Das Lachen, mit welchem er der Besorgniß in Georg’s Zügen antwortete, fiel diesem schwer aufs Herz. Heino setzte sich nur ein paar Schritte von Dornheim und wendete demselben das Gesicht zu, welches durch eine bleifarbene Blässe, das Zittern der Oberlippe, den unstät flackernden Blick der sonst so schönen Augen entstellt war. Er hatte sich Kognak geben lassen; aber seine Finger waren wie gelähmt, und er griff mehrmals fehl, ehe es ihm gelang, das Glas zu fassen.

Den Spielpächter unverwandt anstarrend, sagte er mit heiserer Stimme:

„Also man besteht darauf, alte edle Namen in den Schmutz zu treten! Es genügt nicht, die Träger auszusaugen, herabzuziehen. Nein, sie sollen auch öffentlich an den Pranger gestellt werden.“

Dornheim horchte auf. Seine Stirn färbte ein leises Roth. Aber nachdem er mit einem Blicke aus seinen halb geschlossenen Augen die berauschte Gesellschaft überflogen hatte, legte er ruhig seine Zeitung hin, trank ohne Hast seinen Thee aus und erhob sich, um zu gehen.

Als er an Heino vorüber schritt, rief dieser mit lauter Stimme den anderen Herren zu:

„Der Spielpächter hat noch abzurechnen mit seinem Kroupier im Kotillon.“

Dornheim war stehen geblieben.

„Da ist nichts mehr zu thun,“ murmelte Georg, die Arme kreuzend.

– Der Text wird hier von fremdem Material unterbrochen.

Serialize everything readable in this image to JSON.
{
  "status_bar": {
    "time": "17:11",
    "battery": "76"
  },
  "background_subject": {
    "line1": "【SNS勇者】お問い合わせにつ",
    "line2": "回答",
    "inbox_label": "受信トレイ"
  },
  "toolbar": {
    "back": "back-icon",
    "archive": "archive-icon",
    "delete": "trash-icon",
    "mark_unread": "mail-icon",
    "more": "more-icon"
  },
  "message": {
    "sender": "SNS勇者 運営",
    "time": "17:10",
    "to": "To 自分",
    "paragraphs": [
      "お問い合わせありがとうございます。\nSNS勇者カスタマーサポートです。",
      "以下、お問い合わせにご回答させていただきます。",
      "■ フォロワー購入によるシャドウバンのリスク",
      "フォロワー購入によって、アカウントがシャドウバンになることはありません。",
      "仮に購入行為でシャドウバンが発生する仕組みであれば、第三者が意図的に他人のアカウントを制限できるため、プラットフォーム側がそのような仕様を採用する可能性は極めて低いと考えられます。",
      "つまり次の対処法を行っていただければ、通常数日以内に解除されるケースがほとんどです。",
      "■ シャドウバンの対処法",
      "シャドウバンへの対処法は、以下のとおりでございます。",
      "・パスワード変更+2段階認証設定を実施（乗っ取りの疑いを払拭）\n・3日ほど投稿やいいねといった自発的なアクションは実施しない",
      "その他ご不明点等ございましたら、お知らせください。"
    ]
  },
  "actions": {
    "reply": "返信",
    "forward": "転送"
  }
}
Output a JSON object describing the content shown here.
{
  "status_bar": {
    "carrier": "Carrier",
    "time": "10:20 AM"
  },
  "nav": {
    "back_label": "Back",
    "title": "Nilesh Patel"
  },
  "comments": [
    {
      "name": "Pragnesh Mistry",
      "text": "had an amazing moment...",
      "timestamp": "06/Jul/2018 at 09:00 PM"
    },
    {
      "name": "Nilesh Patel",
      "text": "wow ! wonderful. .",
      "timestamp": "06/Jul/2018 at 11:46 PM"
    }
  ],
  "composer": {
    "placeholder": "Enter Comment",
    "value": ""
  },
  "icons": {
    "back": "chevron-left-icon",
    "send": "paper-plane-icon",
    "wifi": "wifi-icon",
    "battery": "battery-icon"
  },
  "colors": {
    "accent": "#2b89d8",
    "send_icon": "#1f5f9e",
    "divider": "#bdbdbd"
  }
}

Mit fahlem Blick sah Heino an Dornheim vorüber, und laut, in schneidendem Tone rief er dem Baron Pölz zu:

„Sie waren falsch unterrichtet über diese Paloty. Sie ist nichts als die Coeurdame eines Kartenkonigs oder –Buben.“

Todtenstille trat ein.

Nur Dornheim war mit einem Schritt dicht vor ihn getreten. Seine Augen sprühten.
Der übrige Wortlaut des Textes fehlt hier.